Ms Freivalds is to be commended for playing such a personal role in the well-being of young children. She deserves every best wish in her endeavour and it is to be hoped that she manages to put a swift end to the unimaginable agony of a mother who has lost her children, and to the constant fear and anxiety of five children, the youngest a mere 6 years old.
What is remarkable, however, is that the Swedish Foreign Minister has never felt it necessary to make an equally personal appeal to Yasser Arafat to bring an end to indiscriminate killing of Israeli children on public streets, in buses, at parties, at religious celebrations – including the murder of a Swedish citizen and the attempted murder of several others at a Pesach celebration in Netanya.

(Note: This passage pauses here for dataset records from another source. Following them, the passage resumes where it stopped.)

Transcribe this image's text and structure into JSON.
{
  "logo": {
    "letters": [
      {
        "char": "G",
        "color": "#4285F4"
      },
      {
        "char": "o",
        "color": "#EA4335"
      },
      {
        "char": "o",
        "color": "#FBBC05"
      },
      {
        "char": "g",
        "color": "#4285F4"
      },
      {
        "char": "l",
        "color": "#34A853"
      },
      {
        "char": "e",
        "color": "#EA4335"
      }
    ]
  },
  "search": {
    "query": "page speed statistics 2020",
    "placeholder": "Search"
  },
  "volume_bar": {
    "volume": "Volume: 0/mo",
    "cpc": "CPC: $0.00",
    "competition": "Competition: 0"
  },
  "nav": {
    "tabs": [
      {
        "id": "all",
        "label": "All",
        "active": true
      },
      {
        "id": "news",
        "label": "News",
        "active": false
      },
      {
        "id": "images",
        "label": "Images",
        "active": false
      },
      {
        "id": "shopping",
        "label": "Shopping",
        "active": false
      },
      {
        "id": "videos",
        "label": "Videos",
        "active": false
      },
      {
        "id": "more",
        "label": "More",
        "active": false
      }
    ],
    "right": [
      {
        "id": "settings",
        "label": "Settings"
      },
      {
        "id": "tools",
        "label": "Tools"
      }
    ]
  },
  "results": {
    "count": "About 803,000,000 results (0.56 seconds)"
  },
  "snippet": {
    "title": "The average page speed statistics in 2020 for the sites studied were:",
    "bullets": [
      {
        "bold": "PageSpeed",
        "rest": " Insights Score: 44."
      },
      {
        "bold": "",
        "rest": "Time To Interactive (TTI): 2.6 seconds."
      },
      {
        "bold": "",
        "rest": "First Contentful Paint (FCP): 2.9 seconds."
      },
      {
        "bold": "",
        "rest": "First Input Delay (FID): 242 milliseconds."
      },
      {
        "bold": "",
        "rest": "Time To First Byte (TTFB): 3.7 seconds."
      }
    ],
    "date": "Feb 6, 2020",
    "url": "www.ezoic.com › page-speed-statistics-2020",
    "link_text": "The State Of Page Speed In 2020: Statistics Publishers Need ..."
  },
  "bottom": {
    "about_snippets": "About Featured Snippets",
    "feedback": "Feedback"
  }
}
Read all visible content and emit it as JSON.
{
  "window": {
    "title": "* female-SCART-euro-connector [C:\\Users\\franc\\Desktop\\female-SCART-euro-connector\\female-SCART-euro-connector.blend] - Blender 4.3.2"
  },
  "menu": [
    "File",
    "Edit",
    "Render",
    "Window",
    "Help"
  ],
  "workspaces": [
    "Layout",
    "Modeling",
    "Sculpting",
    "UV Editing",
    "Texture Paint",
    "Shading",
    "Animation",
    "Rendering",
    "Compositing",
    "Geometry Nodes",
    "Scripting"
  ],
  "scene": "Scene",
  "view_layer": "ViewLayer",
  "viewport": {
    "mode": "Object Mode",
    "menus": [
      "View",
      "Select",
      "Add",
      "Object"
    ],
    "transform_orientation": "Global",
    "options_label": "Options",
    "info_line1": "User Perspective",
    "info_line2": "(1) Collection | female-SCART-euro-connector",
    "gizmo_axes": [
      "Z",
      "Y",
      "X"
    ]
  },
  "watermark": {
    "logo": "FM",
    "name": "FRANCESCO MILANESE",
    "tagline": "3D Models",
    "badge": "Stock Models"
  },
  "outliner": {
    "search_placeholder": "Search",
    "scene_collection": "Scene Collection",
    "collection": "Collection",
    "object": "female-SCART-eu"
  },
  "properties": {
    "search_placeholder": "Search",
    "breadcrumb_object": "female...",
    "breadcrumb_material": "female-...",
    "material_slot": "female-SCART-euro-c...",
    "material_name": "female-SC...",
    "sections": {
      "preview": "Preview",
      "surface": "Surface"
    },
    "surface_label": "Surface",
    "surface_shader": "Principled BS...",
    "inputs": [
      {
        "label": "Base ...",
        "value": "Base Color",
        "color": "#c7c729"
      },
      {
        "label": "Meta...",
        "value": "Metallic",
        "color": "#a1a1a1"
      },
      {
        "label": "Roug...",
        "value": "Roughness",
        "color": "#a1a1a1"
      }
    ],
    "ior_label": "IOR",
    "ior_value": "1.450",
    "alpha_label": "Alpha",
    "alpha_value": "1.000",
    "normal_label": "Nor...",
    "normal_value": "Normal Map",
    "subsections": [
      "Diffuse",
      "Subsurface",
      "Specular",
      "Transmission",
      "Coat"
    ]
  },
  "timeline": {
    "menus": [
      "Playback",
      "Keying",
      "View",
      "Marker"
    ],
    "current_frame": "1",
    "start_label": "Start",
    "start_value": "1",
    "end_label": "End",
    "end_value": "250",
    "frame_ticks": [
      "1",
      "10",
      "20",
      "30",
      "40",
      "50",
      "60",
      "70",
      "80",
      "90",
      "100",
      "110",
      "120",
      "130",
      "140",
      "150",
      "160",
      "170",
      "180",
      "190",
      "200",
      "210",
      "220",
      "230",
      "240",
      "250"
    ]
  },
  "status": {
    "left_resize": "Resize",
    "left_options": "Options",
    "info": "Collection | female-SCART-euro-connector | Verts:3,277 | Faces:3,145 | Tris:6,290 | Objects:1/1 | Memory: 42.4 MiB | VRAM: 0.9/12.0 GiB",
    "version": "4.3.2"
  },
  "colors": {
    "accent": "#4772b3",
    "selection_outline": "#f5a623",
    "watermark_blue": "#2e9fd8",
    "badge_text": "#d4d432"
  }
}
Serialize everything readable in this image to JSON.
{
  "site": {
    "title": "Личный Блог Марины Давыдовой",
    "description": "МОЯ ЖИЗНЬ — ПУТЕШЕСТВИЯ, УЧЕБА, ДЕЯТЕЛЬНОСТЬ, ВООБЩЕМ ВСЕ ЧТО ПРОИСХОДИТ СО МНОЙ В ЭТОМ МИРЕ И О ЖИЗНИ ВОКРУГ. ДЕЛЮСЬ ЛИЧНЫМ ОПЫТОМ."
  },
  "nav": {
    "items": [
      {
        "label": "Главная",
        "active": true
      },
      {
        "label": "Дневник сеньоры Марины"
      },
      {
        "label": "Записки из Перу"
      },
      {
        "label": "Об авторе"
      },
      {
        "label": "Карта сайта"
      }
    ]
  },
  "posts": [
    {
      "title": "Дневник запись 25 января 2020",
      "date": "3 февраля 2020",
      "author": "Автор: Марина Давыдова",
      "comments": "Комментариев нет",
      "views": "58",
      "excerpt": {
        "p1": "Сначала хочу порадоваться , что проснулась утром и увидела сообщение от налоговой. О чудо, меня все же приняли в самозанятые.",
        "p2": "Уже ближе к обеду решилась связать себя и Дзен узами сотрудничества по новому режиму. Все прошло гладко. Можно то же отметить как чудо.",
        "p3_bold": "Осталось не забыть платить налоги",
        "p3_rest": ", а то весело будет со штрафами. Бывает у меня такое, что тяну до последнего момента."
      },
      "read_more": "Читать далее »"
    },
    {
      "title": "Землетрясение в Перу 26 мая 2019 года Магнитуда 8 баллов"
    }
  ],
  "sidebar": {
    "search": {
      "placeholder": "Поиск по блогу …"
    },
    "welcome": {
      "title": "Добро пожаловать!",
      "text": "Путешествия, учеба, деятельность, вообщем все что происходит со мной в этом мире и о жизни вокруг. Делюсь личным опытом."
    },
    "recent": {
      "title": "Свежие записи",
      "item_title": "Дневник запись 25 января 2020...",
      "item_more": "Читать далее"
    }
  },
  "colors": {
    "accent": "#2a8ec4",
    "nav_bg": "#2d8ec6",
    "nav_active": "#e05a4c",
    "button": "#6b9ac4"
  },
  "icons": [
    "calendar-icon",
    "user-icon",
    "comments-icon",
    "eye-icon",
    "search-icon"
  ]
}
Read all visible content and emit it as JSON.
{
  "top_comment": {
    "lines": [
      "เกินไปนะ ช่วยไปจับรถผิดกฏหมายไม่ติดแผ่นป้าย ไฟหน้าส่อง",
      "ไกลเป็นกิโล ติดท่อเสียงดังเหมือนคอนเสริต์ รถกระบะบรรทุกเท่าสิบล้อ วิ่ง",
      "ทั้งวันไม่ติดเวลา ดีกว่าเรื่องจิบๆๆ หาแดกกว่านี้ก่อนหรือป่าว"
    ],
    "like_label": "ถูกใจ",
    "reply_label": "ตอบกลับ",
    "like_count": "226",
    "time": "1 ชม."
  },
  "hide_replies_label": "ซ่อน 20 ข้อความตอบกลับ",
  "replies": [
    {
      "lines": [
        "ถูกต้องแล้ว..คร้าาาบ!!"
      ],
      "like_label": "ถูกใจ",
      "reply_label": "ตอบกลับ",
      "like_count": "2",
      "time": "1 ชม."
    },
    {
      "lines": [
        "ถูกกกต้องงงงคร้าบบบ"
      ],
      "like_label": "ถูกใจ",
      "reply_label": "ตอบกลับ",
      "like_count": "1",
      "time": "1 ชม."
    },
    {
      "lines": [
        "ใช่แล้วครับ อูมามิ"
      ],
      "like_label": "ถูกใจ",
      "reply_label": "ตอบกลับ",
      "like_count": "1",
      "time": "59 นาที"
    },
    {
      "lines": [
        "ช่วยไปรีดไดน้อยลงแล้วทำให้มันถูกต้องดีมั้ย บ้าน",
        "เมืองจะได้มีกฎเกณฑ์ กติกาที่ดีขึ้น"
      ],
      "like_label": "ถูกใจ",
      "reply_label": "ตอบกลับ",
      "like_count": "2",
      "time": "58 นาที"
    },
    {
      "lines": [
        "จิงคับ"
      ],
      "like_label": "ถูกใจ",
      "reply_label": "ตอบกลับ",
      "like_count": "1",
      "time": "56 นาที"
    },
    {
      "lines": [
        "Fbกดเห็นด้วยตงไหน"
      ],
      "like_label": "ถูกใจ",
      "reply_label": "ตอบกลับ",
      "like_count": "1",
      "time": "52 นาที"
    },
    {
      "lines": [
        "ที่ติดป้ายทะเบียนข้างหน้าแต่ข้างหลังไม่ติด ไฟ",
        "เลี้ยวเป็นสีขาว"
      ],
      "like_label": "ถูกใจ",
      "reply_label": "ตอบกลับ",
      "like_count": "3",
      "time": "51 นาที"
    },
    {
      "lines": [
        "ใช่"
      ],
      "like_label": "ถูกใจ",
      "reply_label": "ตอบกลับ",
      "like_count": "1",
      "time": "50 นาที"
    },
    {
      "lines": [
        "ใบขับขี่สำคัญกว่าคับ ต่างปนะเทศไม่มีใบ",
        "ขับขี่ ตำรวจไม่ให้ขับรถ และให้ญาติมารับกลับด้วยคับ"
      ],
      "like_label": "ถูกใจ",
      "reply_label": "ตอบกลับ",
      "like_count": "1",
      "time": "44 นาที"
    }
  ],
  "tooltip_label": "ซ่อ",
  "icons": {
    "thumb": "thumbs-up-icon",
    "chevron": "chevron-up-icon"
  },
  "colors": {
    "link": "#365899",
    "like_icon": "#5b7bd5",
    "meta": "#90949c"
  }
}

While not for one moment suggesting that Ms Freivalds is either personally anti-Semitic or that she in any way reflects an anti-Semitic Swedish government, it cannot take much imagination to realise that this is precisely the kind of subtle signal that is – quite correctly – interpreted by Islamist fanatics in Sweden and elsewhere that they are indeed off-limits and that Europe does indeed apply one yardstick to Jews and Israelis and quite another to Muslims and Palestinians.
The Swedish Foreign Minister deserves all the support she can muster in the immensely delicate task facing her. It would be so much more of a credit to the Swedish administration if she were to apply the very same standards to the rest of an equally suffering regional population.
Behind-the-scenes support for and quiet words of encouragement to Sweden’s Jewish population not only don’t go far enough – the very absence of outright public support is per definition encouragement of a growing anti-Semitic undercurrent among the more extreme fringes of Sweden’s Muslim population.